It feels strange to say that Maine has an employment “crisis” at a time when unemployment is at its lowest rate in decades. Yet, Maine’s low unemployment rates mean that employers are struggling to find workers, particularly in professions that require specialized education and skills.
The good news is that one solution to this issue involves fully utilizing the skills of workers who are already here in Maine. And there is legislation, LD 1492, in the Maine Legislature that would begin to address this problem right now.
Employers throughout Maine likely know and understand this story. They want to hire workers, but there is a mismatch between the skills within their local labor pool and those that they are seeking. Acute needs exist in critically important fields like health care, construction and engineering. Last year, a legislative task force acknowledged that the shortage in skilled labor had reached crisis proportions.
The immigration debate often centers on unskilled workers coming to the United States illegally. But many individuals coming here through legal means possess significant skills and education that could fill critical gaps in our labor force.
The Pew Research Center reports that 41 percent of recent immigrants, refugees and asylum seekers in the U.S. have at least a bachelor’s degree. And an even higher proportion have valuable prior work experience. Yet, the Migration Policy Institute reports that as many as 20 percent of those with college education and useful professional skills are unemployed or working in low-skill positions that fail to utilize that experience.
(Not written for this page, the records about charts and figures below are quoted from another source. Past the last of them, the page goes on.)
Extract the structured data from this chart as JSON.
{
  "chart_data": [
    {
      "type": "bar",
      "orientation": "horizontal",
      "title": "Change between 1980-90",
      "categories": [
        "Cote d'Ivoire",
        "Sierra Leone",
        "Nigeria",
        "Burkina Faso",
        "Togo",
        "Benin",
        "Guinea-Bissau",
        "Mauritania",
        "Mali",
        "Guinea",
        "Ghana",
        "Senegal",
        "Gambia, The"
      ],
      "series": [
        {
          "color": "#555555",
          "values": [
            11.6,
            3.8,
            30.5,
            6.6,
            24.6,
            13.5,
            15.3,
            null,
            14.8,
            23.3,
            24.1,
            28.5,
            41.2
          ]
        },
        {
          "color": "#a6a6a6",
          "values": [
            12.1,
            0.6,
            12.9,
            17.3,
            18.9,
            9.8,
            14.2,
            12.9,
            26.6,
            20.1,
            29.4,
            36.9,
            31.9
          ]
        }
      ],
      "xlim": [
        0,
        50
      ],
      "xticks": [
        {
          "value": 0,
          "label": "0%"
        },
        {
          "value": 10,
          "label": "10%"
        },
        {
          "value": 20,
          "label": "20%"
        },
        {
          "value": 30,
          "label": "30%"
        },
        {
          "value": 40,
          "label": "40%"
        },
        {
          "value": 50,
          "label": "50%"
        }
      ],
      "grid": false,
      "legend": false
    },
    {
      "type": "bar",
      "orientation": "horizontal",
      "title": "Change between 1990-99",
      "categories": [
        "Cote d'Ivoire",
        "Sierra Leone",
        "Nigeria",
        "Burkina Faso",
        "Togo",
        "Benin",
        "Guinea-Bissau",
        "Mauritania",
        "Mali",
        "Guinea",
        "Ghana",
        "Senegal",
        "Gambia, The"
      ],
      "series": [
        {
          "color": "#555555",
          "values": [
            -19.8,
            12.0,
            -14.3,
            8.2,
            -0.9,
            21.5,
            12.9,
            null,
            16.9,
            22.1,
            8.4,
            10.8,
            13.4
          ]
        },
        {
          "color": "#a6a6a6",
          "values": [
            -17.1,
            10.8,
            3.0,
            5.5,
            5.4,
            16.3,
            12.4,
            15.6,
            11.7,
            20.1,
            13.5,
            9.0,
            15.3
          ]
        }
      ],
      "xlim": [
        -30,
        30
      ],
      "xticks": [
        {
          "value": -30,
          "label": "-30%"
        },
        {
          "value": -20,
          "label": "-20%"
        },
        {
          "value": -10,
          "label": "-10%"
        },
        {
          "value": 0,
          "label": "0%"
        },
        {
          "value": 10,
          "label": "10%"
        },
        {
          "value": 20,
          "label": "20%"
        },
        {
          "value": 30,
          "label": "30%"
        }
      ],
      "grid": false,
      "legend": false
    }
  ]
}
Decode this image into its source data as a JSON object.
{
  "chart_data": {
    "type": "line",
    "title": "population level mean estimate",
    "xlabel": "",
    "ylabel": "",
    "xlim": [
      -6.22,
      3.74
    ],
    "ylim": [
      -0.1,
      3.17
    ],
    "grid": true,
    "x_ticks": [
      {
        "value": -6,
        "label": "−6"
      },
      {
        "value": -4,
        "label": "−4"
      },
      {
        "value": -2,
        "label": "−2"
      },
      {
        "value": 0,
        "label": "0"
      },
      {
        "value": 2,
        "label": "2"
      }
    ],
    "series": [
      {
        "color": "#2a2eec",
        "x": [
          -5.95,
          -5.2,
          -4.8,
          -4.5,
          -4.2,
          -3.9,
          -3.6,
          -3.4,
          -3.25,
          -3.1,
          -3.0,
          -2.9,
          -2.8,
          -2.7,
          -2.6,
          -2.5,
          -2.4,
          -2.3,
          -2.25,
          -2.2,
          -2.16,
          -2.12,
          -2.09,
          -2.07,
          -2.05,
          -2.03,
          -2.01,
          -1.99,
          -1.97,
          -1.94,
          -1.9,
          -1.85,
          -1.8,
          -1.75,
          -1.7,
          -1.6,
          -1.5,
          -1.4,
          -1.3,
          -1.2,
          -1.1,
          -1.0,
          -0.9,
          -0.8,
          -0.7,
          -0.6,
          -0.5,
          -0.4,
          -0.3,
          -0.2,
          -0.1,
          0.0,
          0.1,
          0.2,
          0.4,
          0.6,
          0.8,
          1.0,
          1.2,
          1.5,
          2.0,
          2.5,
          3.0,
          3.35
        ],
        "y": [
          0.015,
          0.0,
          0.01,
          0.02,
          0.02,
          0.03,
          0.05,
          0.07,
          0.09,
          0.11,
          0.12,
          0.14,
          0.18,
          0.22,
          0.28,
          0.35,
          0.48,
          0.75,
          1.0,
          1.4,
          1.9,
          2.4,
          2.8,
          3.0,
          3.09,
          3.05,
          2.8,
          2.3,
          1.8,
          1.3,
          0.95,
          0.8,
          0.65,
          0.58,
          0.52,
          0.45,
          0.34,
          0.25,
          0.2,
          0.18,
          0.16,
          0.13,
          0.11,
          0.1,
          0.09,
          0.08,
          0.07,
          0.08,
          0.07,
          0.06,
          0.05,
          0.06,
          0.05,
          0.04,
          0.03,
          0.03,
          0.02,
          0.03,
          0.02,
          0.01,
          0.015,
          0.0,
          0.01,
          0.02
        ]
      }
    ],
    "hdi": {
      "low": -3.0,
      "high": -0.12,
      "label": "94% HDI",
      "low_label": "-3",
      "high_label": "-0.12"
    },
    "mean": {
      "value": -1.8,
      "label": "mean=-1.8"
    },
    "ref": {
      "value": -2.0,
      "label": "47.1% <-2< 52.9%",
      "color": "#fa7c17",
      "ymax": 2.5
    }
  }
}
Those who have recently arrived in the U.S. may encounter a host of frustrating obstacles. For many, language is a barrier. They often speak some English but are not quite at the level of proficiency needed for professional success. Or they may have difficulty getting proper licensure or credentials to use their skills here. In addition, the absence of U.S.-based work experience can result in these individuals having to work in entry-level positions when they are qualified to do much more.
These are not insurmountable obstacles. Often, a newly arriving individual just needs a bit of assistance topping off their language skills. Or they need a helping hand navigating the tangles of bureaucracy or a confusing, alien professional landscape. Taking a proactive approach to addressing these challenges would benefit our state’s economy by unlocking the talent and experience that already exist in our state.
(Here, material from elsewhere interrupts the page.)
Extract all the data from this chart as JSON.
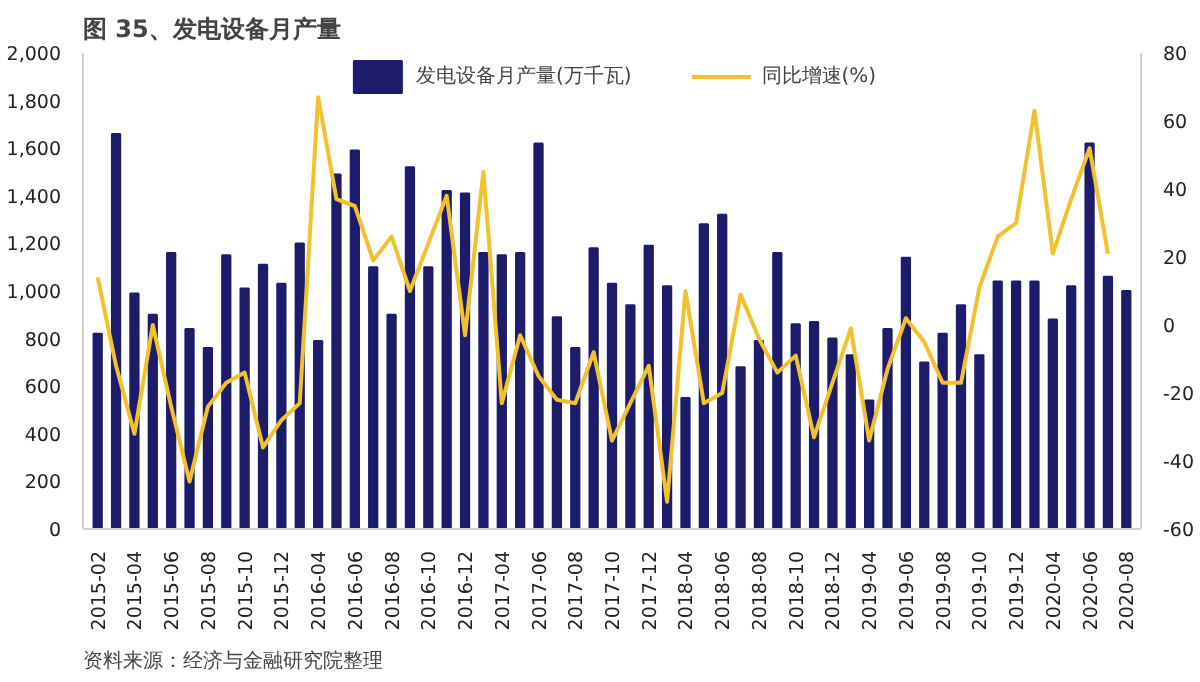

The bipartisan LD 1492 seeks to address this squandered capacity in a number of respects. It would create an “Office of New Mainers” within the state executive branch, with a director who would answer to the governor. The goal of this office is to help facilitate the transition of recently arrived Mainers into our communities and into our labor force.
The legislation would also help to fund and support “welcome centers” in areas with significant populations of new Mainers, or in areas where local employers have substantial unmet need for skilled employment. The centers would facilitate access to English language training, career-planning assistance and investment in workforce training.
The bill has broad bipartisan support in the Legislature, but has landed on the “special appropriations table,” a place where “good bills go to die.” Basically, the Legislature needs to find $390,000 in the 2018-2019 fiscal year to invest in these important initiatives before the close of this legislative session. Subsequent years would require additional appropriation, but spending would decline after initial investment and expansion of existing services.
It’s true that there are always more good ideas than we can hope to fund, and that the term “crisis” tends to be overused in politics. But if the Legislature fails to tackle Maine’s shortage of skilled workers, this would have truly disastrous implications for our state’s economy.
LD 1492 is a sound investment in our future viability as a state, and it is a common sense way to take advantage of the significant skills and experience that already reside within our borders. We can no longer afford to waste the untapped human potential of our capable and skilled new Mainers.
Robert W. Glover is an associate professor of political science and honors and Cleo Barker is an undergraduate honors student in international affairs at the University of Maine in Orono. This column reflects their views and expertise, and does not speak on behalf of the university. Glover is a member of the Maine chapter of the national Scholars Strategy Network, which brings together scholars across the country to address public challenges and their policy implications. Members’ columns appear in the BDN every other week.